Hablemos de Bioética

Si hay algo que verdaderamente enferma al ser humano son las heridas que no han sido curadas. Por supuesto, me refiero a las heridas emocionales, las heridas que creemos que hemos dejado en el pasado, pero que siguen presentes en nuestros pensamientos y decisiones.

Hay heridas del pasado que no hemos sabido manejar, las cuales se pueden llamar también rencores, resentimientos, envidias, celos, traiciones, infidelidades, etcétera.

¿Cuánto daño hace a una persona una herida del pasado que no ha sido cicatrizada? Es un cáncer emocional que poco a poco acaba con la vida de la persona y se vuelve poco a poco con menos esperanza, más apática, poco sentido a su vida, etcétera.

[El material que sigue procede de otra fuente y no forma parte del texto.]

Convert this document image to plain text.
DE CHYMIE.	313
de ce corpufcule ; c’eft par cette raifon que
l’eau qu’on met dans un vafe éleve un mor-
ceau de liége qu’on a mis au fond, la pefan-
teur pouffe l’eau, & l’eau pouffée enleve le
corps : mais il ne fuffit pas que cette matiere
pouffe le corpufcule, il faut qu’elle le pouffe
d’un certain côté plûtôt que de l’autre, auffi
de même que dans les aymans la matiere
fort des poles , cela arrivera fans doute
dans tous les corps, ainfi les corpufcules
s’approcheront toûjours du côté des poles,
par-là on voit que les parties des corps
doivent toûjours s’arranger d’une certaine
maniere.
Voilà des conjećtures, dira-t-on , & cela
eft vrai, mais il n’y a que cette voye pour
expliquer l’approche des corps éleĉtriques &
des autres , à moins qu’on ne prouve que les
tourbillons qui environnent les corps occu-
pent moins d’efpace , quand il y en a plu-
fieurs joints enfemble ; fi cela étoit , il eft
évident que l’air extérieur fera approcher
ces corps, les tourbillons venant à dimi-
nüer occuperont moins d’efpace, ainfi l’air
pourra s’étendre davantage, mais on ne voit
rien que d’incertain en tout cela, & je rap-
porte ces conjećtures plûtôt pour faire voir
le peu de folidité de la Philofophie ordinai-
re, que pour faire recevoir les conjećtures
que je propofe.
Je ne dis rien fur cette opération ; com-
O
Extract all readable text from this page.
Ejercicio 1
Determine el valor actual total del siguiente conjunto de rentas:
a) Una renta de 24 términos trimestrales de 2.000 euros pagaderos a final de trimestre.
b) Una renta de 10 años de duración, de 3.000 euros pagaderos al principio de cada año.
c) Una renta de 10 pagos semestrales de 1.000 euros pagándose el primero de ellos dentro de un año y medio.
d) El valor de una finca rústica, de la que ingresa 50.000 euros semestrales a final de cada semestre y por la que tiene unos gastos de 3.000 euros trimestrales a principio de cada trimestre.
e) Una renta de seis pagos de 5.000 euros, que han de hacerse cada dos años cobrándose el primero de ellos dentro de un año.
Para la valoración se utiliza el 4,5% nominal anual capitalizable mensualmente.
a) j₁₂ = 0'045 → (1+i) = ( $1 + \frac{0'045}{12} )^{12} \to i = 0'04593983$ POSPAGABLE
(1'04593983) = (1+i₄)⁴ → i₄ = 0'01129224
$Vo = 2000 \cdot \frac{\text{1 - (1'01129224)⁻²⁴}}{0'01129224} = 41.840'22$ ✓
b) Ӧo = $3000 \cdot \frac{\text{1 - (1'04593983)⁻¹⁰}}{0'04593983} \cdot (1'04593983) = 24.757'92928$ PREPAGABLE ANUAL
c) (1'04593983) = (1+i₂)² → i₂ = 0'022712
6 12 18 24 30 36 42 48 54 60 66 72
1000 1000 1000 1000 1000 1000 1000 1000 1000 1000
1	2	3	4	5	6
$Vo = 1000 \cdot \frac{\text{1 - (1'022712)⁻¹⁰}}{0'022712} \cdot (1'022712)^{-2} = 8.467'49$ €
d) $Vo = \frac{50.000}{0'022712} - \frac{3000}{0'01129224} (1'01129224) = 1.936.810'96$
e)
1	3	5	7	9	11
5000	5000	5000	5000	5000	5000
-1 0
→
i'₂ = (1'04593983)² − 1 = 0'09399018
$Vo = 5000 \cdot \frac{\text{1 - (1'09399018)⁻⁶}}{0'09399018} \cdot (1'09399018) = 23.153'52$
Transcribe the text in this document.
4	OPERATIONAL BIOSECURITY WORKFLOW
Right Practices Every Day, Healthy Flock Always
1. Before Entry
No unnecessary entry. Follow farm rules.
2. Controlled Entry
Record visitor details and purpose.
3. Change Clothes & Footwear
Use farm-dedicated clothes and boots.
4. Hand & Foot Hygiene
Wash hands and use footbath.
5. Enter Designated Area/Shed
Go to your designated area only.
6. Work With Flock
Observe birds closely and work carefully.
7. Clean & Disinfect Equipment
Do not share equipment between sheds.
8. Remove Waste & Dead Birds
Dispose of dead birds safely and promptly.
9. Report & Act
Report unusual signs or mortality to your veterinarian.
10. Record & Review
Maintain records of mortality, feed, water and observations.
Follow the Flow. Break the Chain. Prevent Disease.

Hay personas que parecen que ya se acostumbraron a convivir con esas heridas, y aunque les duele cotidianamente, pues ahí las tienen, las soportan porque no saben vivir de otra manera.

Pero ¿es realmente lo que queremos de nuestra vida? ¿No será mejor vivir en plenitud, con una madurez emocional que nos permita desarrollarnos como hombres y mujeres con relaciones auténticas y plenas?

Todas esas emociones como el rencor, la envidia, la avaricia, la arrogancia y el egocentrismo, son basura, son toxinas y nos enferman, nos hacen daño. Pero también es necesario saber distinguirlas, conocerlas y estudiarlas para saber cómo canalizarlas en algo positivo, y si no fuera posible, eliminarlas de nuestra vida.

Elemental

La gracia de Dios es fundamental en esta curación. Abrir el corazón a la presencia del Espíritu Santo que viene y se nos ofrece en los sacramentos, pero también en experiencias comunitarias, ahí en nuestra parroquia y centro pastoral.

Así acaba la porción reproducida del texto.